Now that `TInstruction` is shared between IR stages, several of the per-stage IR construction predicates can now be moved into the `Raw` interface exposed only by the initial construction of IR from the ASTs. This also removed a couple predicates that were not used previously at all.
Each stage of the IR reuses the majority of the instructions from previous stages. Previously, we've been wrapping each reused old instruction in a branch of the `TInstruction` type for the next stage. This causes use to create roughly three times as many `TInstruction` objects as we actually need.
Now that IPA union types are supported in the compiler, we can share a single `TInstruction` IPA type across stages. We create a single `TInstruction` IPA type, with individual branches of this type for instructions created directly from the AST (`TRawInstruction`) and for instructions added by each stage of SSA construction (`T*PhiInstruction`, `T*ChiInstruction`, `T*UnreachedInstruction`). Each stage then defines a `TStageInstruction` type that is a union of all of the branches that can appear in that particular stage. The public `Instruction` class for each phase extends the `TStageInstruction` type for that stage.

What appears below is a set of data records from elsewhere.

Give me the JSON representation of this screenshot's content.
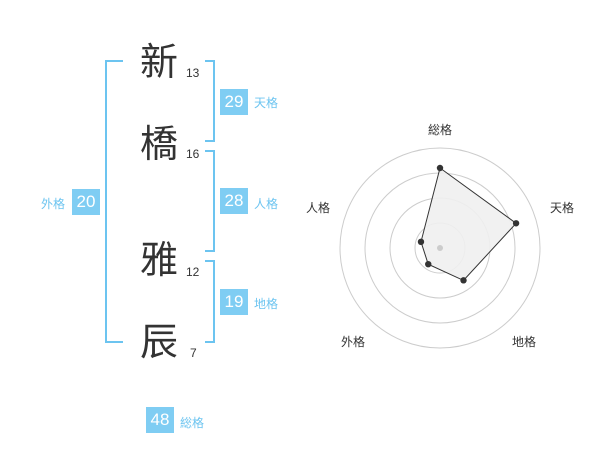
{
  "name": {
    "characters": [
      {
        "char": "新",
        "strokes": "13"
      },
      {
        "char": "橋",
        "strokes": "16"
      },
      {
        "char": "雅",
        "strokes": "12"
      },
      {
        "char": "辰",
        "strokes": "7"
      }
    ]
  },
  "kakusu": {
    "tenkaku": {
      "value": "29",
      "label": "天格"
    },
    "jinkaku": {
      "value": "28",
      "label": "人格"
    },
    "chikaku": {
      "value": "19",
      "label": "地格"
    },
    "gaikaku": {
      "value": "20",
      "label": "外格"
    },
    "soukaku": {
      "value": "48",
      "label": "総格"
    }
  },
  "radar": {
    "axes": [
      "総格",
      "天格",
      "地格",
      "外格",
      "人格"
    ],
    "levels": 4,
    "max": 5,
    "values": [
      4,
      4,
      2,
      1,
      1
    ],
    "colors": {
      "grid": "#cccccc",
      "fill": "#f0f0f0",
      "line": "#333333",
      "center": "#cccccc"
    }
  }
}
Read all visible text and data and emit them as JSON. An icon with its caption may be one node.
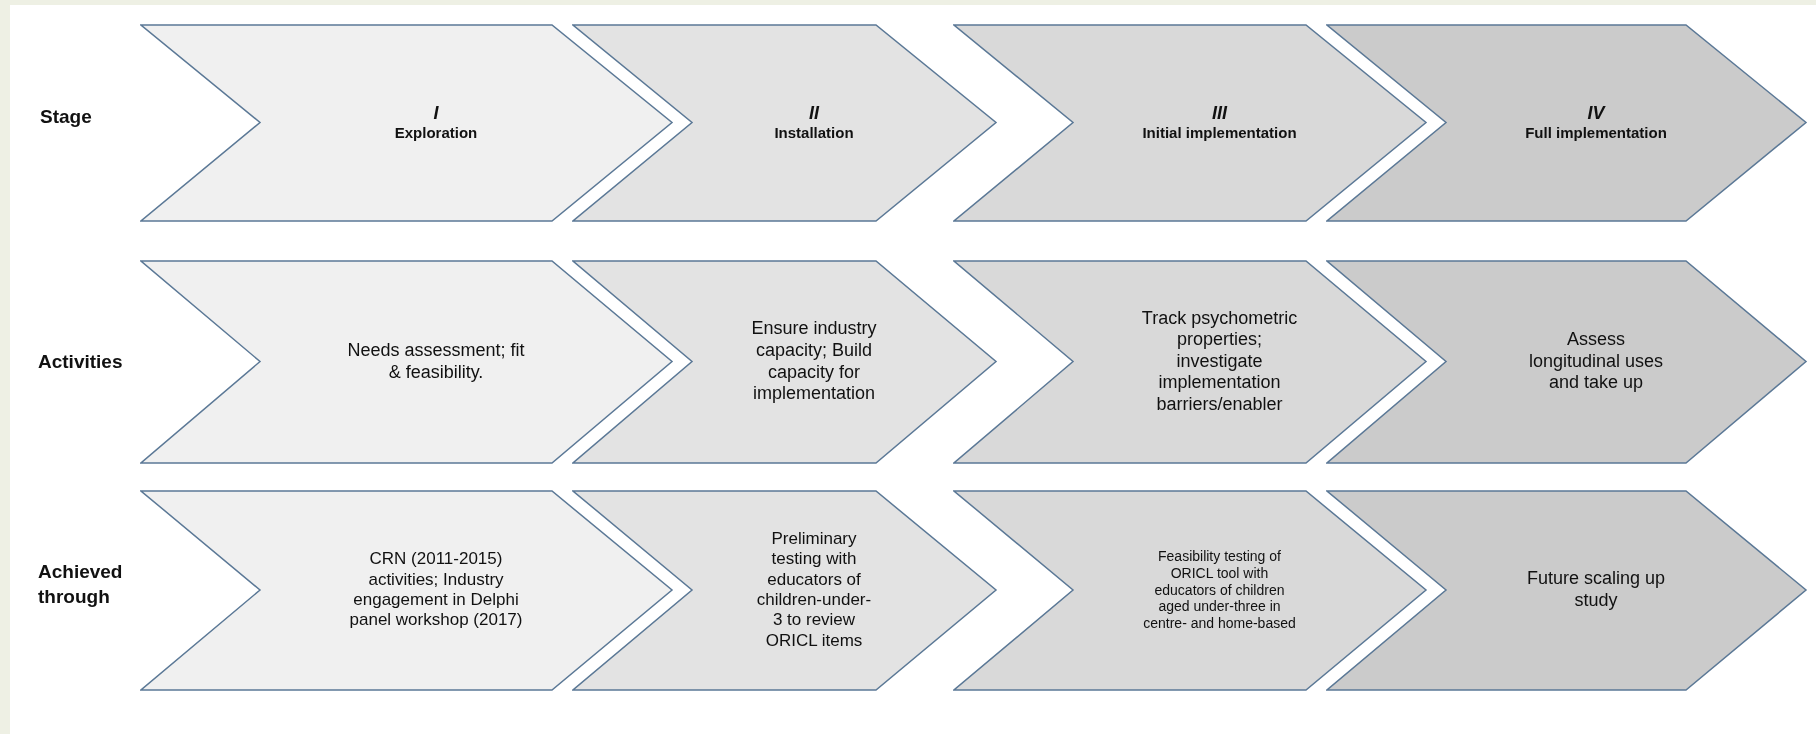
{
  "diagram": {
    "nodes": [
      {
        "text": [
          "I",
          "Exploration"
        ]
      },
      {
        "text": [
          "II",
          "Installation"
        ]
      },
      {
        "text": [
          "III",
          "Initial implementation"
        ]
      },
      {
        "text": [
          "IV",
          "Full implementation"
        ]
      },
      {
        "text": [
          "Needs assessment; fit & feasibility."
        ]
      },
      {
        "text": [
          "Ensure industry capacity; Build capacity for implementation"
        ]
      },
      {
        "text": [
          "Track psychometric properties; investigate implementation barriers/enabler"
        ]
      },
      {
        "text": [
          "Assess longitudinal uses and take up"
        ]
      },
      {
        "text": [
          "CRN (2011-2015) activities; Industry engagement in Delphi panel workshop (2017)"
        ]
      },
      {
        "text": [
          "Preliminary testing with educators of children-under-3 to review ORICL items"
        ]
      },
      {
        "text": [
          "Feasibility testing of ORICL tool with educators of children aged under-three in centre- and home-based"
        ]
      },
      {
        "text": [
          "Future scaling up study"
        ]
      }
    ],
    "labels": [
      "Stage",
      "Activities",
      "Achieved through"
    ]
  }
}
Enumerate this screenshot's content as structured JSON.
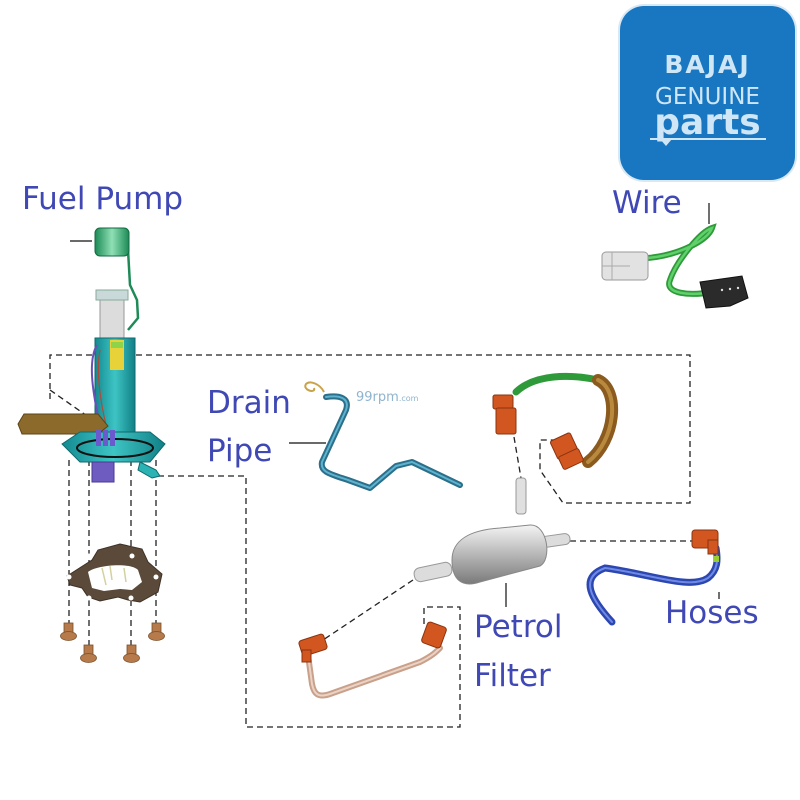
{
  "logo": {
    "line1": "BAJAJ",
    "line2": "GENUINE",
    "line3": "parts",
    "color": "#1877c0"
  },
  "labels": {
    "fuel_pump": "Fuel Pump",
    "wire": "Wire",
    "drain_line1": "Drain",
    "drain_line2": "Pipe",
    "petrol_line1": "Petrol",
    "petrol_line2": "Filter",
    "hoses": "Hoses"
  },
  "watermark": {
    "main": "99rpm",
    "suffix": ".com"
  },
  "colors": {
    "label": "#3f48b4",
    "pump_teal": "#1fa3a8",
    "wire_green": "#3cb043",
    "drain_pipe": "#3c8aa8",
    "connector_orange": "#d2561f",
    "hose_blue": "#3f5fc8",
    "hose_brown": "#9a6a2a",
    "gasket_brown": "#5b4a3a",
    "bolt_brown": "#b77a4a"
  }
}
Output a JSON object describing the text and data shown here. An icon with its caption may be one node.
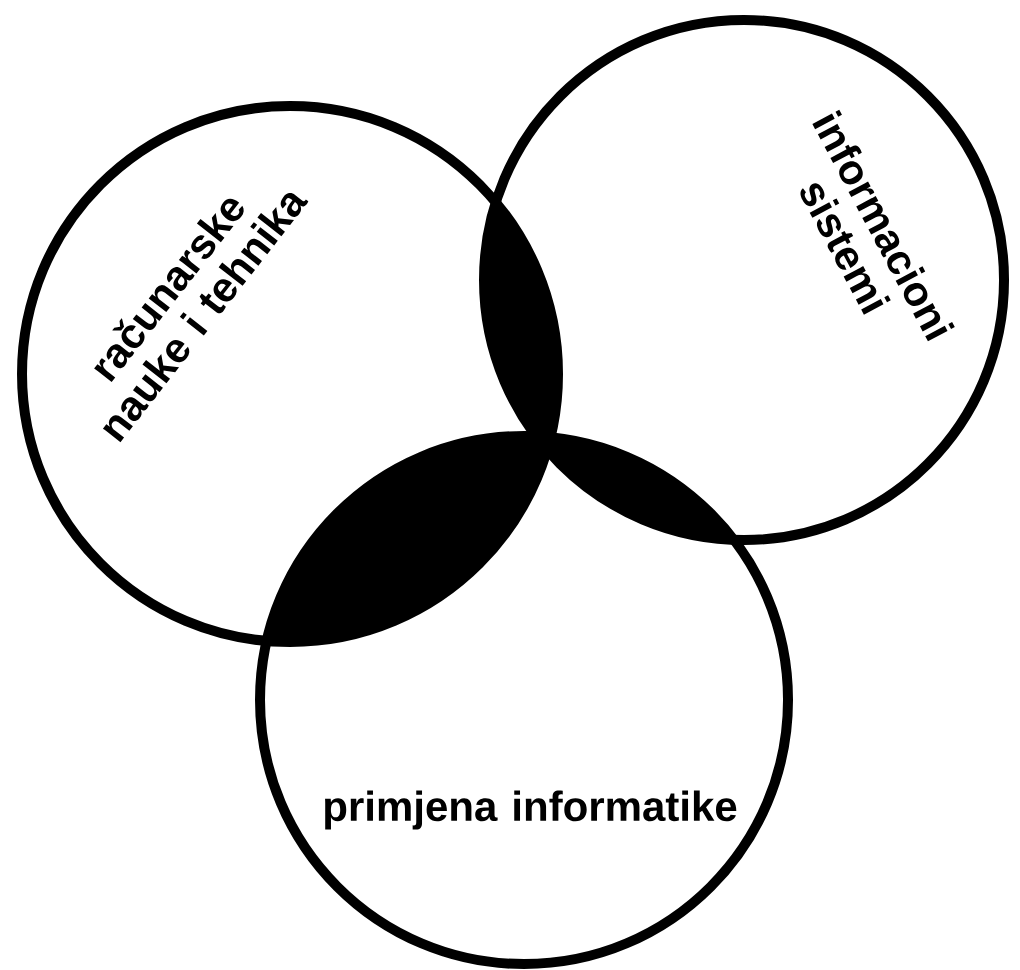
{
  "diagram": {
    "nodes": [
      {
        "text": [
          "računarske nauke i tehnika"
        ]
      },
      {
        "text": [
          "informacioni sistemi"
        ]
      },
      {
        "text": [
          "primjena informatike"
        ]
      }
    ]
  }
}
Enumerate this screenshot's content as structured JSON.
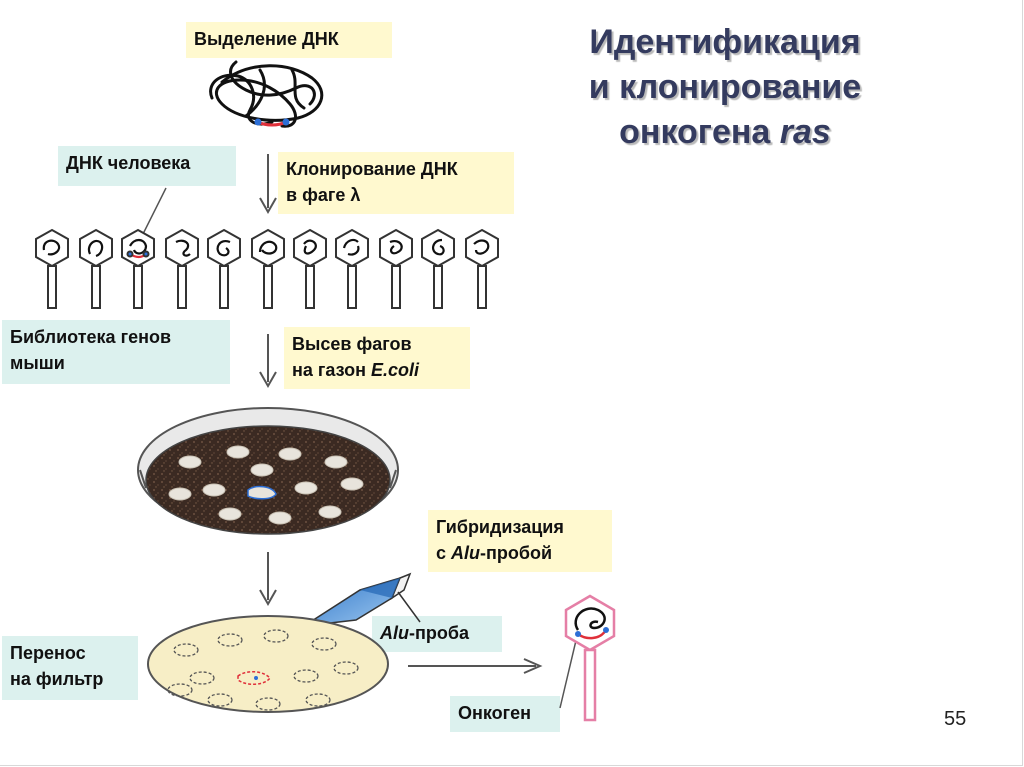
{
  "title": {
    "line1": "Идентификация",
    "line2": "и клонирование",
    "line3_prefix": "онкогена ",
    "line3_italic": "ras"
  },
  "labels": {
    "dna_isolation": "Выделение ДНК",
    "human_dna": "ДНК человека",
    "cloning_l1": "Клонирование ДНК",
    "cloning_l2": "в фаге λ",
    "library_l1": "Библиотека генов",
    "library_l2": "мыши",
    "plating_l1": "Высев фагов",
    "plating_l2_prefix": "на газон ",
    "plating_l2_italic": "E.coli",
    "hybrid_l1": "Гибридизация",
    "hybrid_l2_prefix": "с ",
    "hybrid_l2_italic": "Alu",
    "hybrid_l2_suffix": "-пробой",
    "probe_italic": "Alu",
    "probe_suffix": "-проба",
    "transfer_l1": "Перенос",
    "transfer_l2": "на фильтр",
    "oncogene": "Онкоген"
  },
  "page_number": "55",
  "colors": {
    "title": "#343b5f",
    "yellow_box": "#fff9cf",
    "cyan_box": "#dcf1ee",
    "highlight_red": "#e0303a",
    "highlight_blue": "#2d6fd6",
    "phage_pink": "#e57fa6",
    "filter": "#f7eec6",
    "lawn": "#3b2a22"
  }
}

The interface that each stage exposes to the pyrameterized modules in the IR is now split into three pieces:
- The `Raw` module, exposed only by the original IR construction stage. This module identifies which functions have IR, which `TRawInstruction`s exist, and which `IRVariable`s exist.
- The `SSA` module, exposed only by the two SSA construction stages. This identifiers which `Phi`, `Chi`, and `Unreached` instructions exist.
- The global module, exposed by all three stages. This module has all of the predicates whose implementation is different for each stage, like gathering definitions of `MemoryOperand`s.
Similarly, there is now a single `TIRFunction` IPA type that is shared across all three stages. There is a single `IRFunctionBase` class that exposes the stage-indepdendent predicates; the `IRFunction` class for each stage extends `IRFunctionBase`.
Most of the other changes are largely mechanical.
While investigating a bug with `TInstruction` sharing, I discovered that we had a case where alias analysis could create two `VirtualVariable`s for the same `Allocation`. For an indirect parameter allocation, we were using the type of the pointer variable as the type of the indirect allocation, instead of just `Unknown`. If the `IRType` of the pointer variable was the same type as the type of at least one access to the indirect allocation, we'd create both an `EntireAllocationVirtualVariable` and a `VariableVirtualVariable` for the allocation.
I added a new consistency test to guard against this in the future. This also turned out to be the root cause of the one existing known consistency failure in the IR tests.
The previous changes made the optimizer choose a bad join order for the RHS of the antijoin in `addressOperandAllocationAndOffset`. Once again, `unique` to the rescue.